Wilson, a Colombian migrant who also arrived about a month ago with his wife and three children, said he was heartened by the toy and clothing donations from the community, which made them feel welcome. “The neighborhood has received us well and treats us with respect,” he said in an interview in Spanish outside the Riverside shelter. “There’s confidence and security.”
That’s a far cry from what some predicted in a New York Post story, when news broke that the Belnord Hotel and Riverside Terrace would be used as city shelters. One UWS resident told the Post “Bottom line is, they are bombarding us….It’s going to be the beginning of a gradual decline of our beautiful, historic, desirable neighborhood.”
When the Rag interviewed several neighbors of the new residents at the Belnord Hotel and Riverside Terrace, they offered more welcoming assessments. Joel, a 35-year resident of the Belnord Hotel (his is one of several families that have lived there for years), describes his new neighbors as polite and quiet. “So far, we haven’t had any problems,” he said in Spanish while standing with his wife, Celina, and Jesús, their son. “They are all family-oriented people with children.”
Jose, a security guard who has worked at the Belnord Hotel for the past three months, also emphasized the newcomers’ integrity and the favorable relationships they have forged with the neighborhood. “There haven’t been any altercations, everything has been good,” he said during a cigarette break.
For an area that has become increasingly unaffordable and progressively less diverse in recent years, the temporary shelters provide a space for new families to become part of the Upper West Side community. “We need an immigrant shelter,” said Ben, a West 87th Street resident of 10 years, standing outside his building, a few feet away from the Belnord Hotel. “This is a difficult neighborhood to come into as a migrant, with a pretty high cost of living.”

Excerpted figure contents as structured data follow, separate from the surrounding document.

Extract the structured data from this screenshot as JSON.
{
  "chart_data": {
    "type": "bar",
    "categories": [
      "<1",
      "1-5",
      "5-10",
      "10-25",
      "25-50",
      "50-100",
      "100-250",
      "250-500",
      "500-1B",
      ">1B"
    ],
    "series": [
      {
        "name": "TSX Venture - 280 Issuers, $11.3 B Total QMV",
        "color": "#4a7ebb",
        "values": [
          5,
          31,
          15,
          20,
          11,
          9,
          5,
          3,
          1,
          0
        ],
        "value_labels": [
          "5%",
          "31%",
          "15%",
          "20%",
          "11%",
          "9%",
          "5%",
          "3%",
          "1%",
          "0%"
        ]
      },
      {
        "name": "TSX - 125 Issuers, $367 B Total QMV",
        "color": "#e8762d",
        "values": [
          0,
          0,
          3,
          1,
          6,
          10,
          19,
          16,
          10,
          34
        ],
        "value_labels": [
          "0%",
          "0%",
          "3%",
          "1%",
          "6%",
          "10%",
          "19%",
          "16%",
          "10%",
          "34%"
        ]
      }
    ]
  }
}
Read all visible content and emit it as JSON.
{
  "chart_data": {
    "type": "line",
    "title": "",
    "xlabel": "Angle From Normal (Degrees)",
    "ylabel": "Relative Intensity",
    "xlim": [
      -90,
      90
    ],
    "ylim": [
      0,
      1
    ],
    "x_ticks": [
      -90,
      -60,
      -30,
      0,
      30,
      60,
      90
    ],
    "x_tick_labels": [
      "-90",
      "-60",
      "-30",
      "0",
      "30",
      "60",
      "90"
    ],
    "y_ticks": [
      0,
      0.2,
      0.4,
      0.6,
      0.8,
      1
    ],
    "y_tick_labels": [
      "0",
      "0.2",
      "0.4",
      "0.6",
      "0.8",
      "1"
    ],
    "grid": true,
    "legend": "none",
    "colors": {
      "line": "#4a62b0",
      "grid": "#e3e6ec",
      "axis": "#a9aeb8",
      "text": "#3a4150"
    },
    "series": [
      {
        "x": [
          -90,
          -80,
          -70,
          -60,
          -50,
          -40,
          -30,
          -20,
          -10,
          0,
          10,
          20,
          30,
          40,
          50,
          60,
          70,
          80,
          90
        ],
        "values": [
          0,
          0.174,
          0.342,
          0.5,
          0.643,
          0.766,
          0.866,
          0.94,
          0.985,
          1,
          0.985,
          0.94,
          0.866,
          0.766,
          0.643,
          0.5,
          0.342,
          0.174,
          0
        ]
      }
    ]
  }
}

Riverside Terrace neighbors echo the opinions of their West 87th Street counterparts. Speaking in front of their five-story building, Kenneth and Carlos, both from Costa Rica, think the Upper West Side has evolved greatly since they arrived. “The neighborhood has become very diverse; historically, it had been very white” said Carlos, who moved to the area in 2008, in an interview in Spanish. “As migrants ourselves, we empathize with them,” added Kenneth.
Zafarou, who has lived in the area his whole life, added, “America is a place where no one is really supposed to be, except for the native Americans. They [the migrants] are obviously good people. They’re here to find a better life.”